Clear cache wipes temporary files and changes nothing you would notice. Clear storage (sometimes labeled Clear data) signs you out and resets the app, so it belongs at step 3, not step 1. Tapping the wrong one early will not lose your email, but it does make you log in again for no reason.

Symptom to fix, at a glance

If you would rather match the exact behaviour you are seeing, start in this table, then drop into the matching step above. The patterns are consistent enough that the right first move is usually obvious.

What you are seeingFirst fix to try
Crashes the instant you open itClear the cache, then update
Crashes only on one specific emailOpen that email at gmail.com in a browser, then update the app
Keeps saying “Authentication required”Sign out and back in under Accounts, your Google account
Every app says “has stopped”, not just GmailRestart the phone and check for a system update
Still crashing after a clean re-installTrim Days of mail to sync, or free up storage

Frequently asked questions

Will I lose my emails? No. Your mail lives on Google’s servers, and the app is only a local mirror of it. Every fix on this page, including the clear-data and re-install steps, runs without touching a single message.

Why does it crash the second I open it? Almost always a corrupt local cache, often left by a half-finished sync. Step 1 clears it. If the crash survives a cache wipe, move down to clearing the data.

What if it only crashes on one email? That message probably has a malformed attachment or some HTML the app cannot render. Open it at gmail.com in a browser to confirm it is fine on the web, then update the Gmail app, which usually fixes the rendering.

Why does it keep saying “Authentication required”? This is a sign-in problem rather than a crash. Settings, Accounts, your Google account, sign out, then sign back in.
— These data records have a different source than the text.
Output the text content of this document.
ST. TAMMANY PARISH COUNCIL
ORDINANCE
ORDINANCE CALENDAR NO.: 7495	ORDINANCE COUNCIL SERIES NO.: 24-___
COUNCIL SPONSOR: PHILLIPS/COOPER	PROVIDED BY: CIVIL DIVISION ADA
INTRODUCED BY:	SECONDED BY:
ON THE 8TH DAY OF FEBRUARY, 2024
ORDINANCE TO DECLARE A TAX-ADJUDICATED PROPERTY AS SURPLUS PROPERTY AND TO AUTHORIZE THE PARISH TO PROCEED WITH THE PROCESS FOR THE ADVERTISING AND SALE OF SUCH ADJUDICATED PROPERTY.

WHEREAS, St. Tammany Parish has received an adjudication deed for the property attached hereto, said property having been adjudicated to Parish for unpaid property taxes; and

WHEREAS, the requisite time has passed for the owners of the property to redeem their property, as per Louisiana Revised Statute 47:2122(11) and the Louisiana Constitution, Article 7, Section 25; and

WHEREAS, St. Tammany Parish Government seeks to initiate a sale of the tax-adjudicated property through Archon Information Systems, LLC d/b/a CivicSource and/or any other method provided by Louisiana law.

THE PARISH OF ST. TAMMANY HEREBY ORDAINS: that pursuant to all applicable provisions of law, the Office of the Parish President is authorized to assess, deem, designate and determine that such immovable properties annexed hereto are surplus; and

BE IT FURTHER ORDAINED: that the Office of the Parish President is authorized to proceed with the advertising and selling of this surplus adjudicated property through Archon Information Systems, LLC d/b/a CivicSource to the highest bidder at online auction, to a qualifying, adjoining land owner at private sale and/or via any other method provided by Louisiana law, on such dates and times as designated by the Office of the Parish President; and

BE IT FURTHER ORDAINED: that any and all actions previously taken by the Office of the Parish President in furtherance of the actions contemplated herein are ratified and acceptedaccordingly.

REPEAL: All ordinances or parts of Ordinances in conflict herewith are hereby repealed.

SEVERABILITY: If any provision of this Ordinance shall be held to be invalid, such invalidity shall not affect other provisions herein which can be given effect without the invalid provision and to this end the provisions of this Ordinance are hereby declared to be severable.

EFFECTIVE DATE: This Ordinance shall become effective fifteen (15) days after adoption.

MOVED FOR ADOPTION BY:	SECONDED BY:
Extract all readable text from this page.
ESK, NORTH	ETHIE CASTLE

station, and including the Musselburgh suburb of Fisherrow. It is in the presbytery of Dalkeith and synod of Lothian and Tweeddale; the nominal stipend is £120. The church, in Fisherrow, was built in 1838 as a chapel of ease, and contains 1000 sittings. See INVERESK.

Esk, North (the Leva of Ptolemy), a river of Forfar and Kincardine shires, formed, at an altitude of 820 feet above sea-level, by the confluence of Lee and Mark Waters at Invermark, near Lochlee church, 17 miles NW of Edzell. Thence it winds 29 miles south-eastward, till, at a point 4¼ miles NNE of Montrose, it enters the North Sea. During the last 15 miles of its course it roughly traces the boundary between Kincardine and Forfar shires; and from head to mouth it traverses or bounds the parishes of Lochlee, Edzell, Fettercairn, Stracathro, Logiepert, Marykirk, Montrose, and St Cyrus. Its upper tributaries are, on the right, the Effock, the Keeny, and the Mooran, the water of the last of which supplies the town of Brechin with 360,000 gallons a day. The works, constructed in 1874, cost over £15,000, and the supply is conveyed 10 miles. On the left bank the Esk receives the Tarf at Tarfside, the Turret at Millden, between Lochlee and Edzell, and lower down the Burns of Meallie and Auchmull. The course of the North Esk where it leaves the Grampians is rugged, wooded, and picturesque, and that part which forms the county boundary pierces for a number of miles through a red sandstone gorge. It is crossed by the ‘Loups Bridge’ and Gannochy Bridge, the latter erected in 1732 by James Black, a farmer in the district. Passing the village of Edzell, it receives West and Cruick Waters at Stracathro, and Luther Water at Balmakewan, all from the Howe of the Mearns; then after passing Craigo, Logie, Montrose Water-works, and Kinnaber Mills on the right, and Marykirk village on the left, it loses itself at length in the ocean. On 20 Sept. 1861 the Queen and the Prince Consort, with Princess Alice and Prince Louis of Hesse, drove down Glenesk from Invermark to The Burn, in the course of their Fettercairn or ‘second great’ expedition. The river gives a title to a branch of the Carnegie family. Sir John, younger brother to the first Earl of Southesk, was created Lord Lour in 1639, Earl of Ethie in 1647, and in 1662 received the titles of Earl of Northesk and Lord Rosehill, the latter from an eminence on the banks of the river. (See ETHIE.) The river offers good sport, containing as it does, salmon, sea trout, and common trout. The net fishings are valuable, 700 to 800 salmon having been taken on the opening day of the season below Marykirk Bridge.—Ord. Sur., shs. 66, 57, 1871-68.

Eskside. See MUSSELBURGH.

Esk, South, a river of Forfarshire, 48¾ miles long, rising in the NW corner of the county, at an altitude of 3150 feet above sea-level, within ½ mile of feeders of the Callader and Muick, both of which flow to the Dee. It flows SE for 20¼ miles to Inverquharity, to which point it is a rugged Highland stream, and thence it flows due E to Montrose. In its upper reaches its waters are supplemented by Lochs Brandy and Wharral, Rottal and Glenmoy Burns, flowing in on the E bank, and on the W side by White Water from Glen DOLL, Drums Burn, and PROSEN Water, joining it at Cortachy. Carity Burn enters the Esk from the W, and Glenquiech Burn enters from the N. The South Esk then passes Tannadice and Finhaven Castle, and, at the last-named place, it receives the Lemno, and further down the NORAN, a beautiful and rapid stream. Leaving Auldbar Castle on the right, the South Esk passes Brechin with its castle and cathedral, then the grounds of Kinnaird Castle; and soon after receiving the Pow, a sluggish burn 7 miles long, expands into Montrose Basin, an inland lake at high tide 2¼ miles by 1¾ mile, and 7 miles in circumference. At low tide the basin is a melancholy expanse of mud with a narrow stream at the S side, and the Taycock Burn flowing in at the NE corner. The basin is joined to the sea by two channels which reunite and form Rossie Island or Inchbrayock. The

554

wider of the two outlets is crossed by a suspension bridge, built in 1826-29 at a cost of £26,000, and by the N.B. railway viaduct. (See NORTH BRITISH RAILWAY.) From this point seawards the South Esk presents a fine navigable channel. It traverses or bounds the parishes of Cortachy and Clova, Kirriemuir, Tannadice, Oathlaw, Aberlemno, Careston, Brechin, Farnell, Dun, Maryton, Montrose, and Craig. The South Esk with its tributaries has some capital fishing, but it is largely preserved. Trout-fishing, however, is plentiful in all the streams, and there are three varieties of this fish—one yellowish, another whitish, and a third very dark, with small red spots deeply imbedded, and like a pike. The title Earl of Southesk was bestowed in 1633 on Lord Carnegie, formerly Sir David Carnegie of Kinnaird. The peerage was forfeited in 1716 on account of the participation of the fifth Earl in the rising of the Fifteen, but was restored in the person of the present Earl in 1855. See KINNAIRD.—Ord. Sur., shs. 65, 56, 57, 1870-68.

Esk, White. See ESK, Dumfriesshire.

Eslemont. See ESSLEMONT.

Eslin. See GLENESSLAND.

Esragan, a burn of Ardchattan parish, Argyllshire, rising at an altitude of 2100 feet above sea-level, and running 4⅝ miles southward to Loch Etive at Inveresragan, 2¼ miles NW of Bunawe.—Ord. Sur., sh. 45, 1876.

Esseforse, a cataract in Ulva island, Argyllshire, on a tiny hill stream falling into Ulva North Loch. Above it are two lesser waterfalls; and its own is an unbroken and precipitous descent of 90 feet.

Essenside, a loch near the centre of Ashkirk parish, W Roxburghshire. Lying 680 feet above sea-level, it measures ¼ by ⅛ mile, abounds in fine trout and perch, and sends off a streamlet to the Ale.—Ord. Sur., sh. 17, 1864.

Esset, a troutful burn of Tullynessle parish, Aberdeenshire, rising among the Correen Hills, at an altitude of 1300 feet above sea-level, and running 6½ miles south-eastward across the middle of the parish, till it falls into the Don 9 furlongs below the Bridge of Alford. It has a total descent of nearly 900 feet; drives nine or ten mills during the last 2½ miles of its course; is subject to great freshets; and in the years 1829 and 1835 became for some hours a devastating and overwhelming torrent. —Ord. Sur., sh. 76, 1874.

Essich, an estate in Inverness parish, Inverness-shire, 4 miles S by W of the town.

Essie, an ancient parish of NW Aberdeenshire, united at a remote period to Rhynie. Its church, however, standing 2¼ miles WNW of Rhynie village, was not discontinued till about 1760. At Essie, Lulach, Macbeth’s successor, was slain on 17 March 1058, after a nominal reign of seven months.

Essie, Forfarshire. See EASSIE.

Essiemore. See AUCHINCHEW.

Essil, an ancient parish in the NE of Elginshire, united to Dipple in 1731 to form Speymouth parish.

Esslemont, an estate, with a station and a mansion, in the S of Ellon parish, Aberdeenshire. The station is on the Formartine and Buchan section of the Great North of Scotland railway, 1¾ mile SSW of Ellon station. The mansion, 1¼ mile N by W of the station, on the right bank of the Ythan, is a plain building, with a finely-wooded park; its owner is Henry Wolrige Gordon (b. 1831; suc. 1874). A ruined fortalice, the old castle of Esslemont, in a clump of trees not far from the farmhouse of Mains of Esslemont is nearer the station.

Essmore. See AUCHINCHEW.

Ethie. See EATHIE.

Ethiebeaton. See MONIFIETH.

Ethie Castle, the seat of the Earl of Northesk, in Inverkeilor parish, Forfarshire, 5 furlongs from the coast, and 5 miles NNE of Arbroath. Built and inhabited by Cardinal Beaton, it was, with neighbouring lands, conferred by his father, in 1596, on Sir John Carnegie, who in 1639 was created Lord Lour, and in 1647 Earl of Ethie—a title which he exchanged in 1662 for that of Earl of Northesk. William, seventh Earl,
If the account itself is locked, head to accounts.google.com in a browser and clear any pending security checks first.

My other Google apps crash too. Same fix? Largely, yes. Clear cache, update, clear data, re-install works across most of them. For wider Android gremlins beyond a single app, the editor’s general troubleshooting guide linked earlier covers the broader resets in the same gentle-to-drastic order.

The bottom line

A crashing Gmail app looks alarming and almost never is. The cause is usually a corrupt cache, an old app version, or a tangled sync state, and the ladder of cache, update, clear data, re-install settles the great majority of cases in well under ten minutes. Respect the order, gentle moves first, and stop as soon as the app opens cleanly.

The deeper steps, account sync, a system update, a factory reset as the genuine last resort, are rarely needed. Most of the time you will be back in your inbox after step 1 or step 2, with nothing lost but a couple of minutes.

How we put this together
Tested across three current phones

We reproduced the crash on a Pixel 8a running Android 16, a Galaxy S24 on One UI 7, and a Motorola G Stylus on Android 14 by corrupting the cache, holding back the app version, and forcing a bad sync state, then worked each fix back in turn and timed it. The menu paths were checked against Google’s own support pages. On mailboxes north of fifty thousand messages, the local database can grow large enough to crash even a fresh install; lowering how many days of mail Gmail keeps on the phone from the default down to about a week clears that without changing much in daily use. And if free internal storage drops under a gigabyte, Gmail and its siblings start failing in ways that look like app bugs, so keeping a couple of gigabytes free is a sensible floor on a modern Android phone.